Gute oder schlechte Laune – eine Lebenseinstellung, oder ein Gefühl?

Posted in Gesundheit, Seele, Storytelling, Geschichten des Lebens
on 24. September 2015

Der Gedanke „wir kreieren die Welt unter Zuhilfenahme unserer Gedanken“ prägt mich seit Beginn dieses Jahres. Nach einem sehr erholsamen Wochenende in meiner steirischen Ursprungsheimat erlaube ich mir folgende Überlegung;

Wie sollen wir, wenn wir davon ausgehen, dass die Welt ein schlechter Ort ist, irgendwie einen Platz finden, an dem wir uns sicher fühlen? Und – was passiert, wenn wir unsere Einstellung verändern, und das Spiegelgesetz anwenden. Denn das besagt (im Groben zusammengefasst), dass das was ich glaube in anderen Menschen und/oder Situationen zu sehen, eigentlich nur eine Spiegelung meines Selbst darstellt. Will ich also meine Welt misstrauisch, wütend und angstbesetzt erleben, oder neugierig, mutig und freudvoll?
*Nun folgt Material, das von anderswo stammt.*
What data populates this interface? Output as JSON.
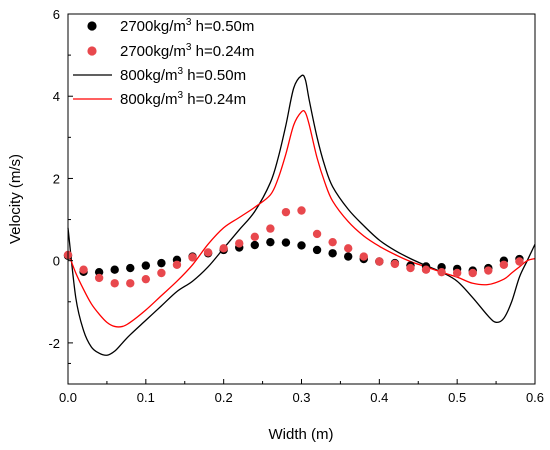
{
  "chart_data": {
    "type": "line",
    "title": "",
    "xlabel": "Width (m)",
    "ylabel": "Velocity (m/s)",
    "xlim": [
      0.0,
      0.6
    ],
    "ylim": [
      -3,
      6
    ],
    "x_ticks": [
      "0.0",
      "0.1",
      "0.2",
      "0.3",
      "0.4",
      "0.5",
      "0.6"
    ],
    "y_ticks": [
      "-2",
      "0",
      "2",
      "4",
      "6"
    ],
    "x_tick_values": [
      0.0,
      0.1,
      0.2,
      0.3,
      0.4,
      0.5,
      0.6
    ],
    "y_tick_values": [
      -2,
      0,
      2,
      4,
      6
    ],
    "grid": false,
    "legend_position": "top-left",
    "series": [
      {
        "name": "2700kg/m³ h=0.50m",
        "legend_parts": {
          "main": "2700kg/m",
          "sup": "3",
          "rest": " h=0.50m"
        },
        "style": "markers",
        "color": "#000000",
        "x": [
          0.0,
          0.02,
          0.04,
          0.06,
          0.08,
          0.1,
          0.12,
          0.14,
          0.16,
          0.18,
          0.2,
          0.22,
          0.24,
          0.26,
          0.28,
          0.3,
          0.32,
          0.34,
          0.36,
          0.38,
          0.4,
          0.42,
          0.44,
          0.46,
          0.48,
          0.5,
          0.52,
          0.54,
          0.56,
          0.58
        ],
        "y": [
          0.12,
          -0.27,
          -0.28,
          -0.22,
          -0.18,
          -0.12,
          -0.06,
          0.02,
          0.1,
          0.18,
          0.26,
          0.32,
          0.38,
          0.45,
          0.44,
          0.37,
          0.26,
          0.18,
          0.1,
          0.04,
          -0.02,
          -0.06,
          -0.12,
          -0.14,
          -0.16,
          -0.2,
          -0.24,
          -0.18,
          0.0,
          0.04
        ]
      },
      {
        "name": "2700kg/m³ h=0.24m",
        "legend_parts": {
          "main": "2700kg/m",
          "sup": "3",
          "rest": " h=0.24m"
        },
        "style": "markers",
        "color": "#e8484d",
        "x": [
          0.0,
          0.02,
          0.04,
          0.06,
          0.08,
          0.1,
          0.12,
          0.14,
          0.16,
          0.18,
          0.2,
          0.22,
          0.24,
          0.26,
          0.28,
          0.3,
          0.32,
          0.34,
          0.36,
          0.38,
          0.4,
          0.42,
          0.44,
          0.46,
          0.48,
          0.5,
          0.52,
          0.54,
          0.56,
          0.58
        ],
        "y": [
          0.14,
          -0.22,
          -0.42,
          -0.55,
          -0.55,
          -0.45,
          -0.3,
          -0.1,
          0.08,
          0.2,
          0.3,
          0.42,
          0.58,
          0.78,
          1.18,
          1.22,
          0.65,
          0.45,
          0.3,
          0.1,
          -0.02,
          -0.08,
          -0.18,
          -0.22,
          -0.28,
          -0.3,
          -0.3,
          -0.24,
          -0.1,
          -0.02
        ]
      },
      {
        "name": "800kg/m³  h=0.50m",
        "legend_parts": {
          "main": "800kg/m",
          "sup": "3",
          "rest": "  h=0.50m"
        },
        "style": "line",
        "color": "#000000",
        "x": [
          0.0,
          0.01,
          0.02,
          0.03,
          0.04,
          0.05,
          0.06,
          0.07,
          0.08,
          0.1,
          0.12,
          0.14,
          0.16,
          0.18,
          0.2,
          0.22,
          0.24,
          0.26,
          0.27,
          0.28,
          0.29,
          0.3,
          0.305,
          0.31,
          0.32,
          0.33,
          0.34,
          0.36,
          0.38,
          0.4,
          0.42,
          0.44,
          0.46,
          0.48,
          0.5,
          0.52,
          0.54,
          0.55,
          0.56,
          0.57,
          0.58,
          0.59,
          0.6
        ],
        "y": [
          0.8,
          -0.9,
          -1.7,
          -2.1,
          -2.25,
          -2.3,
          -2.2,
          -2.0,
          -1.8,
          -1.45,
          -1.1,
          -0.75,
          -0.5,
          -0.15,
          0.3,
          0.75,
          1.2,
          1.9,
          2.5,
          3.3,
          4.2,
          4.5,
          4.4,
          3.9,
          3.0,
          2.3,
          1.8,
          1.25,
          0.85,
          0.5,
          0.25,
          0.05,
          -0.12,
          -0.28,
          -0.5,
          -0.9,
          -1.35,
          -1.5,
          -1.4,
          -1.0,
          -0.4,
          0.0,
          0.4
        ]
      },
      {
        "name": "800kg/m³  h=0.24m",
        "legend_parts": {
          "main": "800kg/m",
          "sup": "3",
          "rest": "  h=0.24m"
        },
        "style": "line",
        "color": "#ff0000",
        "x": [
          0.0,
          0.01,
          0.02,
          0.03,
          0.04,
          0.05,
          0.06,
          0.07,
          0.08,
          0.1,
          0.12,
          0.14,
          0.16,
          0.18,
          0.2,
          0.22,
          0.24,
          0.26,
          0.27,
          0.28,
          0.29,
          0.3,
          0.305,
          0.31,
          0.32,
          0.33,
          0.34,
          0.36,
          0.38,
          0.4,
          0.42,
          0.44,
          0.46,
          0.48,
          0.5,
          0.52,
          0.54,
          0.56,
          0.57,
          0.58,
          0.59,
          0.6
        ],
        "y": [
          0.2,
          -0.3,
          -0.7,
          -1.05,
          -1.3,
          -1.5,
          -1.6,
          -1.6,
          -1.5,
          -1.2,
          -0.85,
          -0.5,
          -0.1,
          0.4,
          0.8,
          1.05,
          1.3,
          1.6,
          2.0,
          2.6,
          3.3,
          3.62,
          3.6,
          3.3,
          2.5,
          1.9,
          1.45,
          0.95,
          0.6,
          0.35,
          0.15,
          -0.02,
          -0.15,
          -0.28,
          -0.4,
          -0.55,
          -0.58,
          -0.45,
          -0.3,
          -0.15,
          0.0,
          0.05
        ]
      }
    ]
  }
}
Wäre es nicht ein guter Wochenstart sich dem Experiment hinzugeben, die Welt als einen freudvollen Ort zu erleben und sich jeden Tag Seelenbalsam zu gönnen? Etwas, dass uns wieder an die Freude erinnert, die wir bestimmt schon empfinden durften. Natürlich ist diese von Mensch zu Mensch verschieden, und kann von einem Spaziergang, einem selbst gekochten Essen, einem Gespräch mit einem lieben Freund, einem Anruf an den man schon längst nicht mehr daran gedacht hat, ein Bild dass man schon ewig malen wollte, bis zu einem Lied dass man immer singen wollte, reichen. Wenn also jeder Tag in der Woche eine für uns positiv besetzte Tätigkeit enthält, wie kann diese Woche dann ‚schlecht’ sein?
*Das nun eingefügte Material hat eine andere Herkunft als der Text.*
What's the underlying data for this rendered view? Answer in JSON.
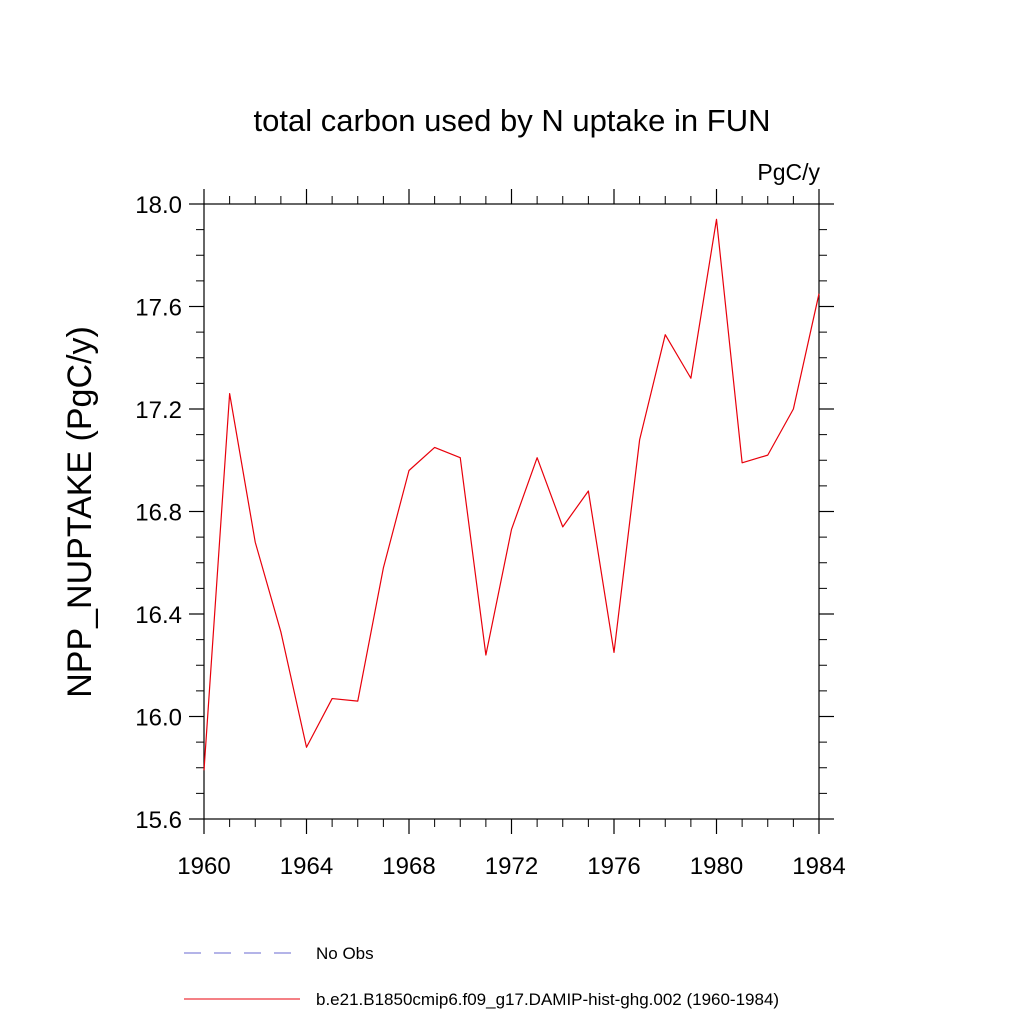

Ich probier mich bereits seit zwei Wochen in diesem Versuch, und habe mit einem Besuch bei einer Kinesiologin begonnen, was mir geholfen hat mich zu fokussieren. Natürlich braucht es auch Energie sich wertzuschätzen, aber ich kann versprechen, dass es sich auszahlt. Wie geht es dir mit einem derartigen Selbstversuch, wann hast du dir das letzte Mal was Gutes getan?